Focus Areas: - Pod OOM (Out of Memory) debugging - Container lifecycle analysis - Resource allocation troubleshooting
Educational Resources#
O'Reilly Interactive Learning Series#
Type: Online Course | Status: Published
Four interactive learning scenarios covering reproducible machine learning, published on the O'Reilly platform. Hands-on, practical approach to understanding reproducibility challenges and solutions.

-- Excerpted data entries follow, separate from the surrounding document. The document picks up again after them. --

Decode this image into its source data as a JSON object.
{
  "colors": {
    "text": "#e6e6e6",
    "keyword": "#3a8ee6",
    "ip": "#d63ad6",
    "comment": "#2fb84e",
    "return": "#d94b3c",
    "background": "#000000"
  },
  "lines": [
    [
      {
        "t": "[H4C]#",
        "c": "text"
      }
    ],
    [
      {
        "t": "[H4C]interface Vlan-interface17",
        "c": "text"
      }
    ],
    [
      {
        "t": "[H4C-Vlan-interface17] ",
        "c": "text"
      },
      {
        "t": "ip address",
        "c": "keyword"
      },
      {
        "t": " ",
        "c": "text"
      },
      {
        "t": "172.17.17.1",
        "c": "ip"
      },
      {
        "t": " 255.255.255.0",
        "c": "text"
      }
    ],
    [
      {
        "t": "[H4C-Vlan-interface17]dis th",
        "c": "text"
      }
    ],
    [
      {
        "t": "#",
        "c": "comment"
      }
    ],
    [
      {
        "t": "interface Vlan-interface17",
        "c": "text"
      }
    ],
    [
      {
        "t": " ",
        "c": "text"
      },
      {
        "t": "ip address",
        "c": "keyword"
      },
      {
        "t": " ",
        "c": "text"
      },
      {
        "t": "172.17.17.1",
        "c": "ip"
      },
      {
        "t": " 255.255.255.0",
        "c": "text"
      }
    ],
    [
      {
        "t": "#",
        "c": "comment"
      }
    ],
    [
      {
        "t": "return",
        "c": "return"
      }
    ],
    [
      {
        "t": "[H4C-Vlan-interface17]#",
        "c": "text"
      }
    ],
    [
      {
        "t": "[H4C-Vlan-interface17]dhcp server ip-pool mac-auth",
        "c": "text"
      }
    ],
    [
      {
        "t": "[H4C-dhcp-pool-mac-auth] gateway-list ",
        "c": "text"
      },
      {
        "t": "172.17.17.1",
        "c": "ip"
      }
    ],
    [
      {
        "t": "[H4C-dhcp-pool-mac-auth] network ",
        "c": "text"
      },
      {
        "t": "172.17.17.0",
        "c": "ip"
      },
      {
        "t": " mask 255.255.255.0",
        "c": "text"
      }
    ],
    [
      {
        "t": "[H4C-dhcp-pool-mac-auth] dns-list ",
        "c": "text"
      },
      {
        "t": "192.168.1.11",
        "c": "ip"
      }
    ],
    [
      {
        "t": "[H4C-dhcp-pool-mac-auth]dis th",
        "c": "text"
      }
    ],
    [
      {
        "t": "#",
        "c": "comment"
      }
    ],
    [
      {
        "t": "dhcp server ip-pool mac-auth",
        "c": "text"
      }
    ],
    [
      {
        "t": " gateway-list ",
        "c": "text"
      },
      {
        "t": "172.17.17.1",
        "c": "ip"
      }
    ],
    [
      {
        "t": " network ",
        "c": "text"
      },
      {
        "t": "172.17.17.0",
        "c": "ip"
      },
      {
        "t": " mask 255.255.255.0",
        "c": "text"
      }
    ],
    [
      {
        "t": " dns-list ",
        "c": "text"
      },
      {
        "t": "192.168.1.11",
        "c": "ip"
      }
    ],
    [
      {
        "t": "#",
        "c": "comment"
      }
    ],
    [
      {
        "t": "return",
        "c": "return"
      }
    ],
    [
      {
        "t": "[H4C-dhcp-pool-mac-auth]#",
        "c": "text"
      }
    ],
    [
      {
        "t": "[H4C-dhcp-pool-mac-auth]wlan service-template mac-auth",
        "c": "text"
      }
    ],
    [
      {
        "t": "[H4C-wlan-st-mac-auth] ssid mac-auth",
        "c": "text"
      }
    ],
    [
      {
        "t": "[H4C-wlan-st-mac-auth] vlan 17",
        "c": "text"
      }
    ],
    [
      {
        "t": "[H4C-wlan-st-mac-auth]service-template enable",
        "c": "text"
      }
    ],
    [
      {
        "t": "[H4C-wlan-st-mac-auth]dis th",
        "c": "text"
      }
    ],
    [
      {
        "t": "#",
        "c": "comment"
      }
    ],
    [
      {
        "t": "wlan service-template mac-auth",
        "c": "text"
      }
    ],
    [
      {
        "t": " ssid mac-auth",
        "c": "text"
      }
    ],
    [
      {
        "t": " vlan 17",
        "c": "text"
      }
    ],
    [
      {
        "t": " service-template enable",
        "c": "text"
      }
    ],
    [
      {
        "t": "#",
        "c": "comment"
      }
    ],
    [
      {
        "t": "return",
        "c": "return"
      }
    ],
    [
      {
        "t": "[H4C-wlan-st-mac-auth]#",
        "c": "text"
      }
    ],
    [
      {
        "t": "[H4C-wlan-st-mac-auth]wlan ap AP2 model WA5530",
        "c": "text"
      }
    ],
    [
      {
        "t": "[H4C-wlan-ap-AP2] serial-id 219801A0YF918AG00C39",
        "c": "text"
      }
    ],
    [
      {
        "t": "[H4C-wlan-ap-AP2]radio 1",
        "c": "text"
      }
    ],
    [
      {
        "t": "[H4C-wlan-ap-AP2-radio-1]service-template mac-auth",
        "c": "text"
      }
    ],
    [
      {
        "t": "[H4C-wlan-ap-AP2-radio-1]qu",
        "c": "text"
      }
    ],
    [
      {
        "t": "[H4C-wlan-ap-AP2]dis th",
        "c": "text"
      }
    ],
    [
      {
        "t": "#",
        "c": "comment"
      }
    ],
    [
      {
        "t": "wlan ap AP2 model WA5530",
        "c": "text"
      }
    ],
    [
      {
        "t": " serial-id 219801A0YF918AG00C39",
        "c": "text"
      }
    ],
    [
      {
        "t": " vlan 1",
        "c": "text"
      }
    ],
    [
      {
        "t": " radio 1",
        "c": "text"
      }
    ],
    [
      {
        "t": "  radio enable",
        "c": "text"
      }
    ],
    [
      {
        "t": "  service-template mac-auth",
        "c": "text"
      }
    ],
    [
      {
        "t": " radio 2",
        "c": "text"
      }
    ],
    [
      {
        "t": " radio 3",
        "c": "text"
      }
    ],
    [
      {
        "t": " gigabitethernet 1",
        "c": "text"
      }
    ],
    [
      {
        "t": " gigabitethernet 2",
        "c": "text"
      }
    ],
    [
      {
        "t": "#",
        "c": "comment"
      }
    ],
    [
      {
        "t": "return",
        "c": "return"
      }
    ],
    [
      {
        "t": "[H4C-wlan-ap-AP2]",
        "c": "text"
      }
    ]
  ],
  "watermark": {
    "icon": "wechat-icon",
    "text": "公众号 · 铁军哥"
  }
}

Modules: 1. Semantic Segmentation on Oxford Pets Dataset 2. Identifying the Reproducibility Challenge 3. Random Seeds and Process-Parallelism 4. Achieving 100% Reproducibility
Format: Interactive coding scenarios with immediate feedback | Self-paced learning
Project Themes#
Making Complex Systems Understandable#
Whether it's scaling deep learning infrastructure, explaining Isaac Newton to 6-year-olds, or debugging Kubernetes clusters—the common thread is making complex technical systems accessible and actionable.
From Research to Production#
Projects emphasize the gap between research prototypes and production systems, providing practical guidance for teams building real-world ML applications.
Education Across Audiences#
Educational content spans from children's books sparking early scientific curiosity to advanced technical training for ML practitioners—different audiences, same commitment to clarity and impact.
Archive#
IBM Redbooks: Creating Plugins for Lotus Notes, Sametime, and Symphony (2011) Technical guide for enterprise software development in the Lotus ecosystem.
Projects reflect 18+ years of work across medical imaging, ML engineering, education, and creative writing—unified by curiosity, rigor, and a desire to make technical knowledge accessible.